In einem schwarzen Loch ist also Masse auf einem extrem kleinen Raum konzentriert. Nach der allgemeinen Relativitätstheorie wird die Raumzeit durch Massen gekrümmt. Ein schwarzes Loch mit Sonnenmasse krümmt den Raum genauso wie die Sonne selbst und wenn man ausreichend weit entfernt ist – so wie die Erde – dann merkt man keinen Unterschied. Die “Mulde” in der Raumzeit (es ist einfacher, wenn man hier nur in zwei Dimensionen denkt) ist bei der Sonne allerdings wesentlich “breiter” und “flacher” als beim schwarzen Loch.
Erst die extreme Dichte – und nicht etwa eine besonders starke “saugende” Gravitationskraft – eines schwarzen Loches führt dazu, dass die Raumzeit so stark gekrümmt wird, dass etwas, das einmal eine bestimmte Grenze überschritten hat (den Ereignishorizont) nicht mehr zurück kann – nicht einmal Licht.
Deswegen sind auch potentielle kleine schwarze Löcher die unter ganz bestimmten Umständen (unser Universum müsste dafür mehr als nur 3 Raumdimensionen haben) am Teilchenbeschleuniger LHC entstehen könnten keine Gefahr.

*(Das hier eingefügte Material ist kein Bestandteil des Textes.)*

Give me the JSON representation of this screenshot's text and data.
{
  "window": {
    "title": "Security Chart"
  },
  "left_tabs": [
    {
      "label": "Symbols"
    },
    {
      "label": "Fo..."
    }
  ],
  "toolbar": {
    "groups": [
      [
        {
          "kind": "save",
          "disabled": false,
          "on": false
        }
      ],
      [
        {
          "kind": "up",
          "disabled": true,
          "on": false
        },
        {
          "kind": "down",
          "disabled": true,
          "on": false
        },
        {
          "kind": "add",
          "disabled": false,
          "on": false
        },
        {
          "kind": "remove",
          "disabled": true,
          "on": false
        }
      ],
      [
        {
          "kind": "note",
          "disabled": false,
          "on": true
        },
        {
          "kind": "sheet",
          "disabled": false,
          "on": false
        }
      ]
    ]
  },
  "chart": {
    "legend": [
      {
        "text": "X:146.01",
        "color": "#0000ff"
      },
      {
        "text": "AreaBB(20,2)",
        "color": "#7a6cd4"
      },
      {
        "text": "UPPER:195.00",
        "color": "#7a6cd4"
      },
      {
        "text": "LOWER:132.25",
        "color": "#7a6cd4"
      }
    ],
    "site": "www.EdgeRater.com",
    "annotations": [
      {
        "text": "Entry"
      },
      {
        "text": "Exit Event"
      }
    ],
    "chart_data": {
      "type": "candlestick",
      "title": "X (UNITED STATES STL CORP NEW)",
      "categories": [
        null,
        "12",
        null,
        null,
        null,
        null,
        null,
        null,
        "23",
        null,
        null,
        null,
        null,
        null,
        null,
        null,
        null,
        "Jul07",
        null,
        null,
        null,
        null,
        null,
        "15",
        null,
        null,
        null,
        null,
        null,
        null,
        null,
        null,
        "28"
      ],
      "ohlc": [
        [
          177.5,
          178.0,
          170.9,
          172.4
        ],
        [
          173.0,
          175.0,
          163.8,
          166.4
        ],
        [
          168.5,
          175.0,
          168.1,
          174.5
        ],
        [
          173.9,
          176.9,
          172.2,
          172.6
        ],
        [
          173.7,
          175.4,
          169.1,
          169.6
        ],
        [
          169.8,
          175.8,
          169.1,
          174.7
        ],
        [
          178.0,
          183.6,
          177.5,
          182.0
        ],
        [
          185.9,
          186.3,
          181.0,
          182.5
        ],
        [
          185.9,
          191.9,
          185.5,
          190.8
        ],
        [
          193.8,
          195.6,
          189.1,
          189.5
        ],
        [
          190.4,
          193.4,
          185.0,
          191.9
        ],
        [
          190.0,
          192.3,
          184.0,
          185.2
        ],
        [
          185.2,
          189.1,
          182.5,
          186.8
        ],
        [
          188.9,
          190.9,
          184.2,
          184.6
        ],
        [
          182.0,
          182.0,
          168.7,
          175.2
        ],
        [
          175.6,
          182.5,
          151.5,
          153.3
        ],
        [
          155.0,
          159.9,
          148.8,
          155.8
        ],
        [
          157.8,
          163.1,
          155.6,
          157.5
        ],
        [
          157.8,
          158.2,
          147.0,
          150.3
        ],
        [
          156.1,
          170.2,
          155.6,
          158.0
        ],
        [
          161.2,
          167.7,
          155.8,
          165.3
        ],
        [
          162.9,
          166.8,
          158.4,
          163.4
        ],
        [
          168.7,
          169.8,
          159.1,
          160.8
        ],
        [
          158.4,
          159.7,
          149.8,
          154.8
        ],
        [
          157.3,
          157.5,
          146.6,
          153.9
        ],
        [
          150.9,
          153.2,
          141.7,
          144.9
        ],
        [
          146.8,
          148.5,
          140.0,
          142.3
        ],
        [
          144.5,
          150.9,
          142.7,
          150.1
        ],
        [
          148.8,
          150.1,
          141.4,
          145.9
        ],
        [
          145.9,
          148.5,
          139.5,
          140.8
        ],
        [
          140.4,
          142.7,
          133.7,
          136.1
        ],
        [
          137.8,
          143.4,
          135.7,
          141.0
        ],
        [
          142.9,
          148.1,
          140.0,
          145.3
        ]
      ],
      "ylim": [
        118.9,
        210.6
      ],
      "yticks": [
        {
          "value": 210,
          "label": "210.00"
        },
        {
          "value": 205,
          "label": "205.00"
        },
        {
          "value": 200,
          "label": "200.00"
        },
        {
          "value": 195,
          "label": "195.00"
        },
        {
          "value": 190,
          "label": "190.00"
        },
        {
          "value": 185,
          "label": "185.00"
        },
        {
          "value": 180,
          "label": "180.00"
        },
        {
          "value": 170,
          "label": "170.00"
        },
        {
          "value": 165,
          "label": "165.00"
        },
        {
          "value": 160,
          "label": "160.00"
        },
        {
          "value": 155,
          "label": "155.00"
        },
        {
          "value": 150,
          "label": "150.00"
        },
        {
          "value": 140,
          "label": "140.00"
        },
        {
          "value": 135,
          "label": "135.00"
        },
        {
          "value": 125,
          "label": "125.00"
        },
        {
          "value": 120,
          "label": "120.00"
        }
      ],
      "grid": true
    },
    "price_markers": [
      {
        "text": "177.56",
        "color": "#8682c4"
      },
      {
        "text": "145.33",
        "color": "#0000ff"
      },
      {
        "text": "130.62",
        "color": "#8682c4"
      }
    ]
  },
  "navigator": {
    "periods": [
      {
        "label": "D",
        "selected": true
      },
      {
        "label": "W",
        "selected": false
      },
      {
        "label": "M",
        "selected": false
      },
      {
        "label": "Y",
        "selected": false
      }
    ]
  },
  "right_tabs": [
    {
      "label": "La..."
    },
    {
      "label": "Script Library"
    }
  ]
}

Menschen, die an die “Staubsauger-Löcher” glauben stellen sich vor, dass es für den Weltuntergang reicht, so ein kleines schwarzes Loch entstehen zu lassen. Danach würde es sofort die ganze Erde “einsaugen”.
Aber das ist, so wie ich oben erklärt habe, natürlich falsch. So ein kleines schwarzes Loch wäre extremst klein mit einer enorm geringen Masse und einer dem entsprechenden geringer Gravitationskraft. Das Loch wäre so winzig, dass aus seiner Sicht selbst feste Materie aus sehr viel “Nichts” mit ein paar Elementarteilchen drin bestehen würde. Elementarteilchen, die es wegen seiner geringer Masse nicht mal wirklich gravitativ beeinflussen kann. Es müsste also warten, bis ihm zufällig mal ein verirrtes Elektron nahe kommt und mit ihm kollidiert. Dann hätte es eine geringfügig größere Masse – und das Spiel geht von vorne los. Bis das schwarze Loch auf diese Art massiv genug wäre, um der Erde tatsächlich Schaden zuzufügen, hätte die sterbende Sonne die Erde längst vernichtet.